И этим Москва, крупнейший город страны, не мог не оказывать влияния на все, что происходило последние 17 лет в России.
Уверен, что никакой кадровик не сможет подобрать на пост Лужкова равноценного кандидата.
Им может быть кто угодно — найти консервированного деятеля Мосгорисполкома, не сопротивлявшегося переменам, а менявшего форму, не меняя сути, практически невозможно.
Казалось бы, Медведев, прожужжавший уши модернизацией и инновациями, не мог не иметь в виду в отставке Лужкова именно эти обстоятельства. Возможно, и так. Тем не менее, вряд ли он задумывался о том, какую роль Лужков, оставшийся, по сути, скромным хозяйственником и строителем коммунизма (с поправками на новые реалии), играл в стабильности действующей власти. Так эффективно, как Лужков, «подмораживать» крупнейший город не сможет и не будет уже никто.
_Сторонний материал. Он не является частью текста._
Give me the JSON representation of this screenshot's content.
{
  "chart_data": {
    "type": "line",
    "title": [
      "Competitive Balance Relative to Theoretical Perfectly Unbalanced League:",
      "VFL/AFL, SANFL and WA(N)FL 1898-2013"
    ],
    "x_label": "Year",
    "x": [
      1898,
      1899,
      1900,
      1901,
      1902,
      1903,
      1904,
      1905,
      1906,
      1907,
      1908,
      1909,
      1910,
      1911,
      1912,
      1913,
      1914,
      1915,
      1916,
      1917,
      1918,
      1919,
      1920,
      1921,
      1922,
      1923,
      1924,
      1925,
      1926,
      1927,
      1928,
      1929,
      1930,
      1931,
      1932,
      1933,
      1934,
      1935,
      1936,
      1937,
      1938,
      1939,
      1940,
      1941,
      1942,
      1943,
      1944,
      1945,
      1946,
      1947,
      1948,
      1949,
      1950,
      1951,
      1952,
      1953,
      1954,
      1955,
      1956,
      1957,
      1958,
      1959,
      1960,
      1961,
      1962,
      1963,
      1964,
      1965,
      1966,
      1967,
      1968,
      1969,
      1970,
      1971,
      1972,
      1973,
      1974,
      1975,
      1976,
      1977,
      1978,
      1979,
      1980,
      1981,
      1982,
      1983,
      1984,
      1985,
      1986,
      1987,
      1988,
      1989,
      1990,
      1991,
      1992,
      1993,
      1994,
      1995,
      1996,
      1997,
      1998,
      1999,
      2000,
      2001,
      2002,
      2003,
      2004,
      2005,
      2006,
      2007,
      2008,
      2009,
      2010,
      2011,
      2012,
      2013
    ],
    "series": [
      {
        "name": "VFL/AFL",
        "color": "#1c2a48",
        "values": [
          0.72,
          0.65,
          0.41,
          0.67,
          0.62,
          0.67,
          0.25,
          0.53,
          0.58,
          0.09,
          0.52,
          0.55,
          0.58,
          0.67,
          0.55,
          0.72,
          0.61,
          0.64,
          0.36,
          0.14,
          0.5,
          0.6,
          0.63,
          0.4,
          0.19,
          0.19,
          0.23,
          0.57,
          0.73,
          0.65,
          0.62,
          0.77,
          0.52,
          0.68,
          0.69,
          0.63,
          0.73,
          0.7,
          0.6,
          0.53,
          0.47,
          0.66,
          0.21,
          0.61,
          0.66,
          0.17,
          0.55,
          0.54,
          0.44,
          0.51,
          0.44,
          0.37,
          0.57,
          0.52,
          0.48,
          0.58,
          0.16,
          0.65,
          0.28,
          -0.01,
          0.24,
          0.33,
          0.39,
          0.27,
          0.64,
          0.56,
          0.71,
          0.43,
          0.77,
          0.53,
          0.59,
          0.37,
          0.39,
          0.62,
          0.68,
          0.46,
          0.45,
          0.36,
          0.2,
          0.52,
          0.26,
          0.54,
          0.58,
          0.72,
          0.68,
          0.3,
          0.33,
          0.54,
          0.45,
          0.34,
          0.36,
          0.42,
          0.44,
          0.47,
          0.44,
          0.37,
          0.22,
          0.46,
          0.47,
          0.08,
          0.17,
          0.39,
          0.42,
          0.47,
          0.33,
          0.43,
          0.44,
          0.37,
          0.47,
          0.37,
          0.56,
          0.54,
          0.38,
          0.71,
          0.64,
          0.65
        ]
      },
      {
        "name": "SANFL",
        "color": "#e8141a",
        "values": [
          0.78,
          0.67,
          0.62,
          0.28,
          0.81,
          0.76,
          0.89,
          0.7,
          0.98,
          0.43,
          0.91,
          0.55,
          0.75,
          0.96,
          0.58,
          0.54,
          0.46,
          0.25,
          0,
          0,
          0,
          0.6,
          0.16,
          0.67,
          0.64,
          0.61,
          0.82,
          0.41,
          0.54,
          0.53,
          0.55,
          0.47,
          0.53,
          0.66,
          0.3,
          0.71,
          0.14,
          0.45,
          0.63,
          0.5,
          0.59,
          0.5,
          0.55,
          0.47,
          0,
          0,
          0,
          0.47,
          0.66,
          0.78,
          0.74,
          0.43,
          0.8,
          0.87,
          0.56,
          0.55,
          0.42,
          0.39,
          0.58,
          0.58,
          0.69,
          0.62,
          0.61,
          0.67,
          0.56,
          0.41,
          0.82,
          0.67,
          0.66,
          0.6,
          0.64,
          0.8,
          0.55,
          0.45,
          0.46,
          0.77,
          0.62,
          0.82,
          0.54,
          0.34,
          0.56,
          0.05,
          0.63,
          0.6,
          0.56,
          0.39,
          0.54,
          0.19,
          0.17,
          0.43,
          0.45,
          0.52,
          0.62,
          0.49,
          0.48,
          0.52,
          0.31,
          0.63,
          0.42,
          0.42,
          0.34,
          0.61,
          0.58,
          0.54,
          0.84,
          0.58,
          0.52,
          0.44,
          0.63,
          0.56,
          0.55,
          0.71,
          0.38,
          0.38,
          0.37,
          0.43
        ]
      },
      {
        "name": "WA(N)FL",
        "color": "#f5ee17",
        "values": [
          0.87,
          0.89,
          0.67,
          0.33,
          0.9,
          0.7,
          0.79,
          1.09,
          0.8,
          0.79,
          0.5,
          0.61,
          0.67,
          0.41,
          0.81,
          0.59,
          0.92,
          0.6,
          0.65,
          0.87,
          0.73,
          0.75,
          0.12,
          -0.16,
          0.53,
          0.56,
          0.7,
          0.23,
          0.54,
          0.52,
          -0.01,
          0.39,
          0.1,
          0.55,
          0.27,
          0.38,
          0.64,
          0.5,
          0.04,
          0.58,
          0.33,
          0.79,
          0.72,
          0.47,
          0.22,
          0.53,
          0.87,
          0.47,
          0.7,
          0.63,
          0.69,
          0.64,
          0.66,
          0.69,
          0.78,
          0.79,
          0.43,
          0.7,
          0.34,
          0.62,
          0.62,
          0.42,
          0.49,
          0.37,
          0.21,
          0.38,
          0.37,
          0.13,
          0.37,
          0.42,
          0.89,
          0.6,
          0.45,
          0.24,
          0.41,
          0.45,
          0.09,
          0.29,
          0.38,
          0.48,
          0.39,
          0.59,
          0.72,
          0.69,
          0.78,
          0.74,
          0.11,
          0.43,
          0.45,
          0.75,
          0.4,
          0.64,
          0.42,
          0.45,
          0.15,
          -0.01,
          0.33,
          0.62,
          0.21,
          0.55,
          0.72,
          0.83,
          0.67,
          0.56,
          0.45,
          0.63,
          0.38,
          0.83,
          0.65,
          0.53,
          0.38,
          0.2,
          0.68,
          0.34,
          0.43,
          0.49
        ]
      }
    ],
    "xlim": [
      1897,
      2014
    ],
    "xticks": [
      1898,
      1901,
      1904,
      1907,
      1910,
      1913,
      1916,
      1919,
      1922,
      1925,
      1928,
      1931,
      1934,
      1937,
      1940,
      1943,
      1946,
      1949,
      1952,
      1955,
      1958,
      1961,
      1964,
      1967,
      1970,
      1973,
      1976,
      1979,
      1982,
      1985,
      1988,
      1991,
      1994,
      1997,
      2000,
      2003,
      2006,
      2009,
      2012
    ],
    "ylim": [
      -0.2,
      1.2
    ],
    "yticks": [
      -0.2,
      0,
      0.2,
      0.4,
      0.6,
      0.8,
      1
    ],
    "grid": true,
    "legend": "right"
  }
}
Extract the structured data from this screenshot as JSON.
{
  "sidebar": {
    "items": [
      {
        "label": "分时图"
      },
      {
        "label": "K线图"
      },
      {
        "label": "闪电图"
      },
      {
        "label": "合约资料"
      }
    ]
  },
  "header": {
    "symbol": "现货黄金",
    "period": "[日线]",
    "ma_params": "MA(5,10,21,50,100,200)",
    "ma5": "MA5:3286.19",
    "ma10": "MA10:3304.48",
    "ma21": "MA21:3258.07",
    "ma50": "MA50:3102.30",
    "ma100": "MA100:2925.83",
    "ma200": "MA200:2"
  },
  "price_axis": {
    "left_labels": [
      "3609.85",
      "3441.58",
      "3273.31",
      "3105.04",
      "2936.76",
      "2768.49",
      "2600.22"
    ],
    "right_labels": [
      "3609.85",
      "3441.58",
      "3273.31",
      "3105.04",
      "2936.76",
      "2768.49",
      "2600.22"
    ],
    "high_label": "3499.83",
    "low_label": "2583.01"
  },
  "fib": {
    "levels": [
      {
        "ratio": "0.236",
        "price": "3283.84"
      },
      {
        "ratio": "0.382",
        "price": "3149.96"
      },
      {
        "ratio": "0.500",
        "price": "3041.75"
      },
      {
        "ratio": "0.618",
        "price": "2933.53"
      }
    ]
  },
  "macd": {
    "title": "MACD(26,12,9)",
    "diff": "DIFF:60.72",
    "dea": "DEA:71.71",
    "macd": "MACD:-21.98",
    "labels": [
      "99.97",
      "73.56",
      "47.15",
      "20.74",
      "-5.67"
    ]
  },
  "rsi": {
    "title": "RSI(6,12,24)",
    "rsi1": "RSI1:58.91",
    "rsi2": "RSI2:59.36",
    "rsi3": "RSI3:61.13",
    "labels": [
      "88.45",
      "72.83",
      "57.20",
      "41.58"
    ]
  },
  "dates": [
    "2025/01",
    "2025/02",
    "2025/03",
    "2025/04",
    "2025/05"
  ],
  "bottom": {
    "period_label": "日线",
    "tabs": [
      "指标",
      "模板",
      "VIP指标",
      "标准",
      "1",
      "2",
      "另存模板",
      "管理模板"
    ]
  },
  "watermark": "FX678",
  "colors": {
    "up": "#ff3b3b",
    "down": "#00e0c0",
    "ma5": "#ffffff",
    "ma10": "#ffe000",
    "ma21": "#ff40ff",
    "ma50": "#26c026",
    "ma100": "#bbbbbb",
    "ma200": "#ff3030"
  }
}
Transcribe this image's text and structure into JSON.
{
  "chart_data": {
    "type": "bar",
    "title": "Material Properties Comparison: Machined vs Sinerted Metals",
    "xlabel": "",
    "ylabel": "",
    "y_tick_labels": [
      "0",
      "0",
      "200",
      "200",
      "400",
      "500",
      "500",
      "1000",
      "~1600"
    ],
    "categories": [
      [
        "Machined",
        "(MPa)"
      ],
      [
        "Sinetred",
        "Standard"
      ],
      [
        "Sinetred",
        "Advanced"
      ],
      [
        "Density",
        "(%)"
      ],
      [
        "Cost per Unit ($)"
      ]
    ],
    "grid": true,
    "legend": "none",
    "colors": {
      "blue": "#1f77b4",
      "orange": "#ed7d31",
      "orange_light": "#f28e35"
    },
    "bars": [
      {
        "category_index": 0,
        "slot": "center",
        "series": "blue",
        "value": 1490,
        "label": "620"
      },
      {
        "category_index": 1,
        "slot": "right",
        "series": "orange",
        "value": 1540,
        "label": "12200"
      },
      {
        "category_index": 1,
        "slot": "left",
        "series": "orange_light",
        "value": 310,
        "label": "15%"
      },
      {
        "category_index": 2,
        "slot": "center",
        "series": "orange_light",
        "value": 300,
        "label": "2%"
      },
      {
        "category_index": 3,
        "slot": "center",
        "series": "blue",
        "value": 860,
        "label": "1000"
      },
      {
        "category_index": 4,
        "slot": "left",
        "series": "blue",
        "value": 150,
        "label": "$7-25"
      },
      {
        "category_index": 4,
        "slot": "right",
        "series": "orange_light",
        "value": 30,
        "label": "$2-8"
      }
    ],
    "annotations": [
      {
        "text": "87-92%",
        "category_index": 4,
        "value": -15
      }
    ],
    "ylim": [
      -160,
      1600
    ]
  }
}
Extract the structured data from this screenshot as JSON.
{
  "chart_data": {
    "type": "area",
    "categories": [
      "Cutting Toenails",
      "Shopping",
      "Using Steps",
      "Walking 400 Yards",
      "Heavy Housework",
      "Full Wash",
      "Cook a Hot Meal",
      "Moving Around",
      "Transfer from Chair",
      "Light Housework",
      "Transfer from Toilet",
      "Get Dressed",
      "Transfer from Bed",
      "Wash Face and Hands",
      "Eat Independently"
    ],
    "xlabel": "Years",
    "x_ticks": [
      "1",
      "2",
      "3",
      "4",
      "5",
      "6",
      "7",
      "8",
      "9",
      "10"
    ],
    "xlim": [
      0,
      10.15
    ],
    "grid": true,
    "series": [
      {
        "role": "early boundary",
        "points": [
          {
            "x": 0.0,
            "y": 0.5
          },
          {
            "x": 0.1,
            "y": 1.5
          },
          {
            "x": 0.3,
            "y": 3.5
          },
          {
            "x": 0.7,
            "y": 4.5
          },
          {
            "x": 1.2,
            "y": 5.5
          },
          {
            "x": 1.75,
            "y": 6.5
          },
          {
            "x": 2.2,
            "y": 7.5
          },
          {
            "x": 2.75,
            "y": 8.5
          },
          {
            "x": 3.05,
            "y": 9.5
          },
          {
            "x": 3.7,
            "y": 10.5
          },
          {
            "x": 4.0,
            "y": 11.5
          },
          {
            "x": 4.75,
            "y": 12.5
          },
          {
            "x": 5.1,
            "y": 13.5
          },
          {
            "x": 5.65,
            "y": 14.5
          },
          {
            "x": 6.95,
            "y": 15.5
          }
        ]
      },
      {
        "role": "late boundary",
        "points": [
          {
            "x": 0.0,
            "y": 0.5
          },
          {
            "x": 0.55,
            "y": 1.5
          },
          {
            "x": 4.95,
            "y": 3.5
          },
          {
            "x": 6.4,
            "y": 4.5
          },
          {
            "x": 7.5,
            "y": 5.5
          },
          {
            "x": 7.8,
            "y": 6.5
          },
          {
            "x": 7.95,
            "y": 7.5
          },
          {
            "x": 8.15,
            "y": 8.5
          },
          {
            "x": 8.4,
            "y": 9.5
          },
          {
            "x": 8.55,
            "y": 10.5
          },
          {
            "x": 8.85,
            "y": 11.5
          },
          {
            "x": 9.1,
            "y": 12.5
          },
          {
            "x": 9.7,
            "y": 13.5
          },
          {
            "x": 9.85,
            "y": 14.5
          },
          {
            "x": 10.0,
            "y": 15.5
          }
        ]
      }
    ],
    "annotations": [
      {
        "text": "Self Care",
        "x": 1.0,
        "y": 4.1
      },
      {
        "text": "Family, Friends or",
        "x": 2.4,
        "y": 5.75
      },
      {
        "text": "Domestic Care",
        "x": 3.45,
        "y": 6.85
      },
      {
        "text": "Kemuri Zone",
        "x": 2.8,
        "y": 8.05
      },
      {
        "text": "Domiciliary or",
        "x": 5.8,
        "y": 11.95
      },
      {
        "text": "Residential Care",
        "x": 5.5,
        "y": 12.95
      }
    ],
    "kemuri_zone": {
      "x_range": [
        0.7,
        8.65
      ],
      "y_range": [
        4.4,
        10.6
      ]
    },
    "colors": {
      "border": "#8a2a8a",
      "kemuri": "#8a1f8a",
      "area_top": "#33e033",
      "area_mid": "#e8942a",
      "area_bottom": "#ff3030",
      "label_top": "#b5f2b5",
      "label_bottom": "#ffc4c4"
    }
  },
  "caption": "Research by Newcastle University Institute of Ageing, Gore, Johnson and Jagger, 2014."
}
Неудивительно, что «выражение недоверия» к нему мэр воспринял с такой яростью: уверяю, он отлично понимает, что дело его продолжить некому. Москва, крупнейший и самый важный город страны, неизбежно выйдет из многолетнего наркоза. Это, кстати, не гарантирует комфорта — недаром опасения значительной части горожан связаны как раз с тем, что преемник Лужкова вместо того, чтобы, отказавшись от коррупции, совершенствовать столь прекрасное городское хозяйство и выводить его на новые рубежи, займется другими делами. На деле это не очень важно, будет он пилить бюджет, смотреть в рот иностранным консультантам, устраивать еженедельные парады или вообще запьет. Вряд ли он сможет продолжать в том же духе, что Лужков: московский мэр — уникум, раритет. А если он не будет продолжать — город отойдет ото сна в течение 1,5–2 лет. Во всяком случае, это не 17. И тем более все, что теперь должно происходить, не гарантирует комфорта ни Дмитрию Медведеву, ни Владимиру Путину. Если вычесть из них хранимую Юрием Лужковым не по форме, а по существу советскую идеологию — то, что останется? Обрывки мыслей философа Ильина и любовь к гаджетам будут вызывать у кого-то доверие?